Sündenbock der Nation

Sündenbock der Nation

Auf der SPD und auf Martin Schulz rumzuhacken liegt aktuell im Trend. Warum das nur zum Teil gerechtfertigt ist.

Es ist der 24. September und ein bitterer Tag für Martin Schulz und seine SPD. Mit knapp über 20% bekommen die Sozialdemokraten eine bittere Klatsche und Martin Schulz erklärt im Fernsehen, eine neue Große Koalition werde es nicht geben. Und Minister in einem Kabinett unter Merkel, auch das werde er nicht, erklärte er später.

Das war im vergangenen Jahr.

Doch nach dem Scheitern der Jamaika-Gespräche und dem drängen des Bundespräsidenten begann die SPD nun doch Sondierungsgespräche mit der Union. Ein klarer Wortbruch — und doch war er richtig. Eine reine, ideologische Gesprächsverweigerung kann sich in der heutigen Zeit keine Partei mehr leisten. Klüger wäre es gewesen, nicht von Anfang an die Gesprächsverweigerung als ultimatives Dogma hochzuhalten.

Mit einem durchweg mäßigen Sondierungspapier schleppte sich der Parteivorstand über den Parteitag — und gewann knapp. Im Sondierungspapier steht wenig gutes (Beispiel Europa), viel mittelmäßiges (Beispiel Bildung) und einiges schlechtes (Beispiel Umwelt und Integration). Das Sondierungspapier ist ein „Weiter so“ mit mehr Geld. Mut sieht anders aus.

Der in Rekordzeit geschmiedete Koalitonsvertrag sieht ähnlich aus, verschiebt jedoch unzählige Probleme und Diskussionen in neue Kommissionen — die Frage der Ärztehonorare beispielsweise. Damit ist Streit bereits vorprogrammiert und könnte die neue Koalition schon vor der Halbzeit vor eine Zerreißprobe stellen. Ausgang ungewiss.

Doch vergessen wir nicht, wie es zur (eventuellen) Großen Koalition kommen wird. Union, Grüne und FDP waren zuerst am Zug, eine neue Regierung zu bilden.

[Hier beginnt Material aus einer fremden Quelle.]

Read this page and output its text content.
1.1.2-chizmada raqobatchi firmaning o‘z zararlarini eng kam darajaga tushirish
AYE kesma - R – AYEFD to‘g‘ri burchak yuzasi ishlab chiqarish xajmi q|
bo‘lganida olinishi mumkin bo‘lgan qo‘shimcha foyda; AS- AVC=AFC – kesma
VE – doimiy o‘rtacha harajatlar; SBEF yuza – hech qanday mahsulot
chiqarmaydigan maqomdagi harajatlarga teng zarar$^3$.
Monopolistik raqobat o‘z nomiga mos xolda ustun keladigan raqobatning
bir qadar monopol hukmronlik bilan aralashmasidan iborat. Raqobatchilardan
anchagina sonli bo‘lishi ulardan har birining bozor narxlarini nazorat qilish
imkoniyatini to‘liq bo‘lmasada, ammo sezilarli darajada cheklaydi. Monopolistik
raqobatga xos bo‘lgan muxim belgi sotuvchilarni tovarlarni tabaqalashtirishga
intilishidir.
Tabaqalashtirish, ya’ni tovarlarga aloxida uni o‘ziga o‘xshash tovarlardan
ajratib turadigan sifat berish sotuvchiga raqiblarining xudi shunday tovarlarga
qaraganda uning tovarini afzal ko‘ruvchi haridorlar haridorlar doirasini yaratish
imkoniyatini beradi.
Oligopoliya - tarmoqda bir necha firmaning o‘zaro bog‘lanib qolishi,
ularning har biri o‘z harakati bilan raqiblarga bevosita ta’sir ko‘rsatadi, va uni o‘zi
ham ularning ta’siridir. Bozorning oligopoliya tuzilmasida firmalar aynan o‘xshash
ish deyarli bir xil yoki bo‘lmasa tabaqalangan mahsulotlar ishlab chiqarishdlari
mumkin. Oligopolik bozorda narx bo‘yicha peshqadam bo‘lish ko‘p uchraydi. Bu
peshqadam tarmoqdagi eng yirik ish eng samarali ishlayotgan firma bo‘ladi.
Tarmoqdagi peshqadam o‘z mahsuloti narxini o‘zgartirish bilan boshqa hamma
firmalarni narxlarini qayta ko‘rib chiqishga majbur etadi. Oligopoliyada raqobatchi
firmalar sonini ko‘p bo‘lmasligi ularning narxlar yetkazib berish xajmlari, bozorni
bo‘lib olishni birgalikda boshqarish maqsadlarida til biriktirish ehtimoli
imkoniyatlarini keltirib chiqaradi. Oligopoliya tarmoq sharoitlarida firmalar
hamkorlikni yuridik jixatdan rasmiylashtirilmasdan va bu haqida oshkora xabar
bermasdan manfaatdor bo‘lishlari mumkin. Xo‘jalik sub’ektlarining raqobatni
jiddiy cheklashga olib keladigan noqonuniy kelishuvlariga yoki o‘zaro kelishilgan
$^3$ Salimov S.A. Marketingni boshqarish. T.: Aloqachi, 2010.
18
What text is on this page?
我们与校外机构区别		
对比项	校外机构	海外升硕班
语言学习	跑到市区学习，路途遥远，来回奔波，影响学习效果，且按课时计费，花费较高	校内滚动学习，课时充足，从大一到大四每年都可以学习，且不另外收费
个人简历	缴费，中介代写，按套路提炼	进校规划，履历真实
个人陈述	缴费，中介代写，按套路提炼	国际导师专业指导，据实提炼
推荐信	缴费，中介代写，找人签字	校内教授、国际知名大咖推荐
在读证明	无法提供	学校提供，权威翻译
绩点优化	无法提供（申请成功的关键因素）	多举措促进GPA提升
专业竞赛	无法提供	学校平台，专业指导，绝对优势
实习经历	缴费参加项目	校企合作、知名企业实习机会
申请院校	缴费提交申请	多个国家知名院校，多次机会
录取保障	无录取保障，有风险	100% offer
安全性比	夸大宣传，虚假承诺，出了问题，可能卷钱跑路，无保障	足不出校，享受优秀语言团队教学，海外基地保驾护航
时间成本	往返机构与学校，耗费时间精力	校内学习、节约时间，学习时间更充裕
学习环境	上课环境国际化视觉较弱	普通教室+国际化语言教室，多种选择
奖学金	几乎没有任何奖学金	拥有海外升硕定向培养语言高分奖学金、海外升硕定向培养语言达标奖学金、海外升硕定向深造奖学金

Sie sollten scheitern. Nach 6 Wochen zähen Verhandlungen brach die FDP die Verhandlungen ab. Von mangelndem Vertrauen war die Rede. Und einer fehlenden Erneuerung des Landes.

Nur: Dass es ausgerechnet der FDP-Vorsitzende war, der beispielsweise während den Verhandlungen Programmpunkte der Grünen als „Konjunkturprogramm für die AFD“ bezeichnete, das wird gerne vergessen. Vertrauen sieht anders aus. Und an welchen inhaltlichen Punkten es am Ende hakte, auch das hat Lindner bis heute nicht verraten. Stattdessen kommentiert er die Verhandlungsergebnisse von Union und SPD lieber vom Rücksitz seiner Limousine.

Wer den Koalitionsvertrag liest, findet in vielen teilen ein (teils stark) aufgeweichtes SPD-Programm mit vereinzelten, populistischen und unsinnigen Forderungen einer kleinen bayrischen Regionalpartei. Für vieles richtige im Koalitionsvertrag ist die SPD verantwortlich. Es ist richtig, dass der Koalitionsvertrag nicht der große Wurf ist. Er ist im Gegenteil ein Flickenteppich mit minimalen Reparaturen. Klimaschutz ist — wenn überhaupt — Randthema. Dass die SPD beim Familiennachzug ein Lottospiel einführt, dass auf willkürliche Art und Weise eine verschwindend geringe Anzahl Familien zusammenführen will, während viele Geflüchtete weiterhin um ihre Familie bangen müssen, ist eine Ohrfeige für die Menschlichkeit und ein massives Hindernis für die Integration.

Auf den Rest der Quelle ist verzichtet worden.